Abstract number: P0065

Hassenpflug^* W., Rischewski^* J., Hellwege† H. H., Zander‡ A. R., Schneppenheim^* R.

‡Department of Bone Marrow Transplantation †Intensive Care Unit; ^*University Children's Hospital, Hamburg, Germany;

Introduction  

Recombinant factor VIIa (rFVIIa) is an effective treatment for hemophilic patients with inhibitors. Besides this well recognized therapy rFVIIa is used to control bleedings caused by a variety of diseases like thrombocytopathies, liver disease, during liver transplantation or cardiac surgery. In contrast to rising experience obtained by ongoing clinical trials in adults, poor data exit for the use of rFVIIa in acquired coagulopathies in childhood.

Patients  

We report on six children, 1 month to 13 years old, with severe bleeding episodes treated by recombinant factor VIIa.
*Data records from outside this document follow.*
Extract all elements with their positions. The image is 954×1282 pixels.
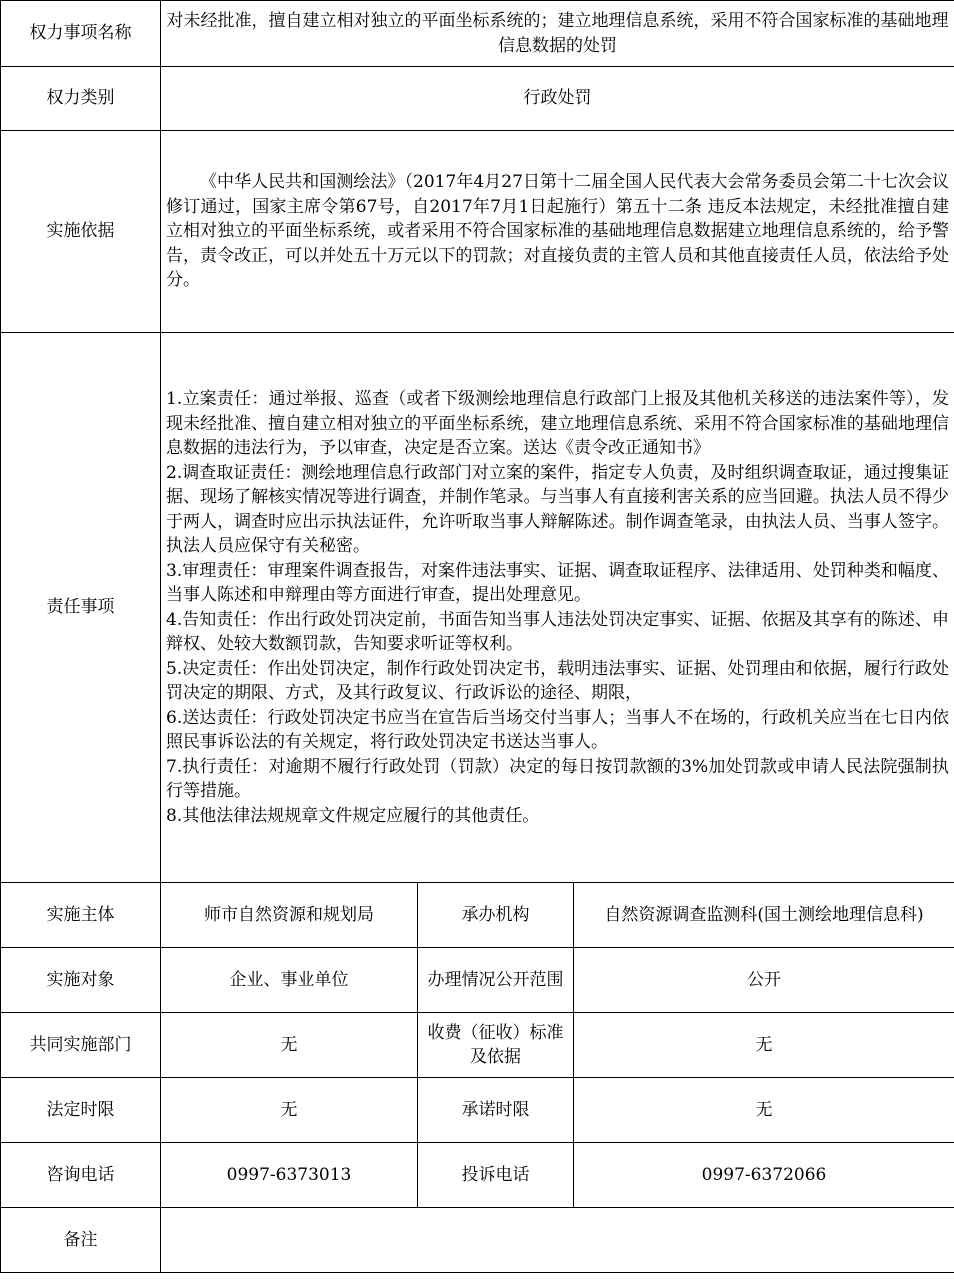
complaint-phone-label: 投诉电话: [418, 1143, 574, 1208]
subject-value: 师市自然资源和规划局: [161, 883, 418, 948]
joint-dept-value: 无: [161, 1013, 418, 1078]
legal-basis-text: 《中华人民共和国测绘法》（2017年4月27日第十二届全国人民代表大会常务委员会第二十七次会议修订通过，国家主席令第67号，自2017年7月1日起施行）第五十二条 违反本法规定，未经批准擅自建立相对独立的平面坐标系统，或者采用不符合国家标准的基础地理信息数据建立地理信息系统的，给予警告，责令改正，可以并处五十万元以下的罚款；对直接负责的主管人员和其他直接责任人员，依法给予处分。: [166, 172, 949, 291]
responsibility-item: 5.决定责任：作出处罚决定，制作行政处罚决定书，载明违法事实、证据、处罚理由和依据，履行行政处罚决定的期限、方式，及其行政复议、行政诉讼的途径、期限，: [166, 658, 949, 703]
row-responsibility: [1, 333, 954, 883]
handling-org-value: 自然资源调查监测科(国土测绘地理信息科): [574, 883, 954, 948]
responsibility-item: 6.送达责任：行政处罚决定书应当在宣告后当场交付当事人；当事人不在场的，行政机关应当在七日内依照民事诉讼法的有关规定，将行政处罚决定书送达当事人。: [166, 707, 949, 752]
item-name-label: 权力事项名称: [1, 1, 161, 67]
row-joint-dept: [1, 1013, 954, 1078]
target-label: 实施对象: [1, 948, 161, 1013]
responsibility-cell: [161, 333, 954, 883]
responsibility-item: 2.调查取证责任：测绘地理信息行政部门对立案的案件，指定专人负责，及时组织调查取证，通过搜集证据、现场了解核实情况等进行调查，并制作笔录。与当事人有直接利害关系的应当回避。执法人员不得少于两人，调查时应出示执法证件，允许听取当事人辩解陈述。制作调查笔录，由执法人员、当事人签字。执法人员应保守有关秘密。: [166, 462, 949, 556]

Two patients underwent bone marrow transplantation for SCID, lymphoma leukemia and neuroblastoma respectively. In one patient diagnosis was hemophagocytic lymphohistiocytosis, two patients suffered from severe liver insufficiency and received liver transplantation and one patient had a transposition of the great arteries to be corrected by heart surgery. Manifestation of bleeding included mucosal/gastrointestinal bleeding, intra-abdominal bleeding intracerebral hemorrhage and pulmonary bleeding. Recombinant factor VIIa was used as bolus therapy. Dose regimen was calculated individually with doses of 60–180 µg kg^-1 bw every 2–12 h. We monitored the response to the therapy by a simple bleeding score, an estimation of blood loss and by coagulation tests.

Results  

In all patients, bleeding symptoms could be markedly reduced or stopped by application of rFVIIa. The bleeding score and coagulation tests normalized. In one patient with thrombocytopenia (13 nL^-1) mucosal bleeding did not stop after rFVIIa but resolved after transfusion of a platelet concentrate and local application of fibrin glue. No adverse effects were observed, especially no thrombembolic complications. Nevertheless five of the nine patients died for underlying disease.

Conclusion  

The use of recombinant factor VIIa may be a valuable therapeutic option in children with severe acquired coagulopathies since it provides a good hemostatic efficacy and probably few adverse side-effects. A minimal platelet count seems to be necessary for its mode of action.